My current goal is to write something 30 minutes a day. Lately, I’ve been making a list of topics I want to put down on “paper” and the list has gotten rather long. But this morning I’ve got plumbers in my basement making an ungodly sound. And I have a 9-year-old home with a cold, sitting across the room looking at my high school yearbooks (something that would make anyone just a tad nervous) so the mental space I’m able to give to this exercise is somewhat limited for this Monday morning. So it is the trivial (or is it) that comes to mind most as I sit here—the scenes from yesterday.
We had a genuinely restful Sabbath day. Let’s just say when we made our kids change out of pajamas to go for a family walk around 3 pm people cried and gnashed their teeth as though we were asking them to walk over hot coals. In the end, the hot coals might have been welcomed because it was quite cold (we are still very much Texans at heart) and very gross and gray. But singing the 12 Days of Christmas at the top of our lungs definitely helped warm us up and I would *like* to say everyone was in a good mood when we got home…. instead I won’t make up tales, but I will focus on the positive which is how my kids do enjoy spending time together 90 percent of the time and that is a joy to witness.
I also must admit that even with delights like German Christmas Markets literally 5 minutes from your door, the “unique experience of living in Europe” is almost utterly lost on my kids right now. ALL they want to do is go to Texas to see family. It’s pretty much all they talk about and all they think about. But, I think the older I get I’ve learned it’s worth leaning into. After all, it is people that will matter in the end. It is the relationships my kids have with each other that will carry them through all these growing-up years. Our home, in all its messiness and imperfection, will be their safe space. Siblings, no matter how much they annoy you, will be satisfying in their predictability of character when everyone else in the world seems so utterly out of control. The thought of your Papa and Spicey’s house will be the salve at the end of a long season. And it will be the thought of cuddling with your Nana that will be the comfort when life feels heavy in the way that life does when hormones are hitting their hardest. It is the idea of endlessly playing with your cousins and having countless people to listen to you talk that helps in those moments of boredom that only a child can have.

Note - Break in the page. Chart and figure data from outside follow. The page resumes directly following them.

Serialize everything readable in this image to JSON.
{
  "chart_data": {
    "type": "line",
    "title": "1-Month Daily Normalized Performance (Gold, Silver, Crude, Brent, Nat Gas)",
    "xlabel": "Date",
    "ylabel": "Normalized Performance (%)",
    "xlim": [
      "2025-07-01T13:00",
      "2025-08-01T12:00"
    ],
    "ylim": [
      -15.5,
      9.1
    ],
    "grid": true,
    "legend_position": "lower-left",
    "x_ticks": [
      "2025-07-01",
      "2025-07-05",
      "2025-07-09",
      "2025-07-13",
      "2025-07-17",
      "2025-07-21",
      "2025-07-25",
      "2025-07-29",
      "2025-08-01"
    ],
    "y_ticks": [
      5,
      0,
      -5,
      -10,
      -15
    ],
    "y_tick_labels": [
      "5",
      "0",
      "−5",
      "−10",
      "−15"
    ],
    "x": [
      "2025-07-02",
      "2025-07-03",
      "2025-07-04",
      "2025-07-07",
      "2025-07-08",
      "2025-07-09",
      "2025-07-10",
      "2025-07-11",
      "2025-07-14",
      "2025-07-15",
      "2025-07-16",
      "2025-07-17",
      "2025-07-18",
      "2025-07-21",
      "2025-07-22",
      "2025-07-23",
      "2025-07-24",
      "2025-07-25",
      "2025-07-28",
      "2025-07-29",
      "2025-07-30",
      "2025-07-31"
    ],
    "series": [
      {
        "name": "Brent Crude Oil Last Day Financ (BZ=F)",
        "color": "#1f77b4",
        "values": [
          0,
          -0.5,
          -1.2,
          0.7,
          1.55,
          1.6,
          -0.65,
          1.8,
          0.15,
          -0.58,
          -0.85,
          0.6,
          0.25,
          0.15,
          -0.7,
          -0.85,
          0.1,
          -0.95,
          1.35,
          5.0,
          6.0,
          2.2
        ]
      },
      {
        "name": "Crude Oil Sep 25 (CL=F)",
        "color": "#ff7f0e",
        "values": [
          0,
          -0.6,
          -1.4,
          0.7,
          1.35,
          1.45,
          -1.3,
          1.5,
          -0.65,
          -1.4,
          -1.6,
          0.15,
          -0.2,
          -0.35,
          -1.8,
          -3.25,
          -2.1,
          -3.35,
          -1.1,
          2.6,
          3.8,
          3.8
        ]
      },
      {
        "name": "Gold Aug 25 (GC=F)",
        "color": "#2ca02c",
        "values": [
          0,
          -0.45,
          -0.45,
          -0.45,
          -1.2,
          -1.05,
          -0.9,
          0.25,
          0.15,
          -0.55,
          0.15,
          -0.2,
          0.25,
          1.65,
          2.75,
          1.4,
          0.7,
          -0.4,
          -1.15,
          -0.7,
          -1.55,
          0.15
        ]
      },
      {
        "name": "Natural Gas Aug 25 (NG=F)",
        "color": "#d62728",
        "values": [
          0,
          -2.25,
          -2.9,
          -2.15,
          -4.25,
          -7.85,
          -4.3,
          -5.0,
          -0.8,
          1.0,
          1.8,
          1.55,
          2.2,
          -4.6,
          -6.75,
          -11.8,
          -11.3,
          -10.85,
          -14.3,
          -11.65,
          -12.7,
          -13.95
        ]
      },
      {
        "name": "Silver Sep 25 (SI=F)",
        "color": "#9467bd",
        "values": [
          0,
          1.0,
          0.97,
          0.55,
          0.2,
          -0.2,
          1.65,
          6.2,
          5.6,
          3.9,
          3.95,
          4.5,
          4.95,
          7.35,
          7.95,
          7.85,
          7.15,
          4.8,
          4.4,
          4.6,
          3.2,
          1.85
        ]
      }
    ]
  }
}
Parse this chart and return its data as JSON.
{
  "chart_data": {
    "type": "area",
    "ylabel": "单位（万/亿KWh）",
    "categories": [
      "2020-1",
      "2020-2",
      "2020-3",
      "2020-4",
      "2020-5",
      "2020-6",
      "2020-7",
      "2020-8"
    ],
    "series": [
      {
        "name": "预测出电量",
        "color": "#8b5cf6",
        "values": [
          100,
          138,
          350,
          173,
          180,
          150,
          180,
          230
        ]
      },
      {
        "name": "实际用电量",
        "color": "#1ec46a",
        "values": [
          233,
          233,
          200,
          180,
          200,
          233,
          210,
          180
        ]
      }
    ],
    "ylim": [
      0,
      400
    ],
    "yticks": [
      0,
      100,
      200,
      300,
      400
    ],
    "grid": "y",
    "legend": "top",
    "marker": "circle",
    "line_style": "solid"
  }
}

It’s been cloudy and grey for 5 days straight. (I was just gifted a journal that has a little check-box at the top regarding the weather which is mildly helpful and depressing at the same time) and it is a reminder of the state of the world. The Sun is under all those clouds somewhere. But oh, how grey and cloudy it is. Such is this world my kids are in. How thankful I am they have a family where they may return and be loved and cuddled, little bits of light in all those clouds.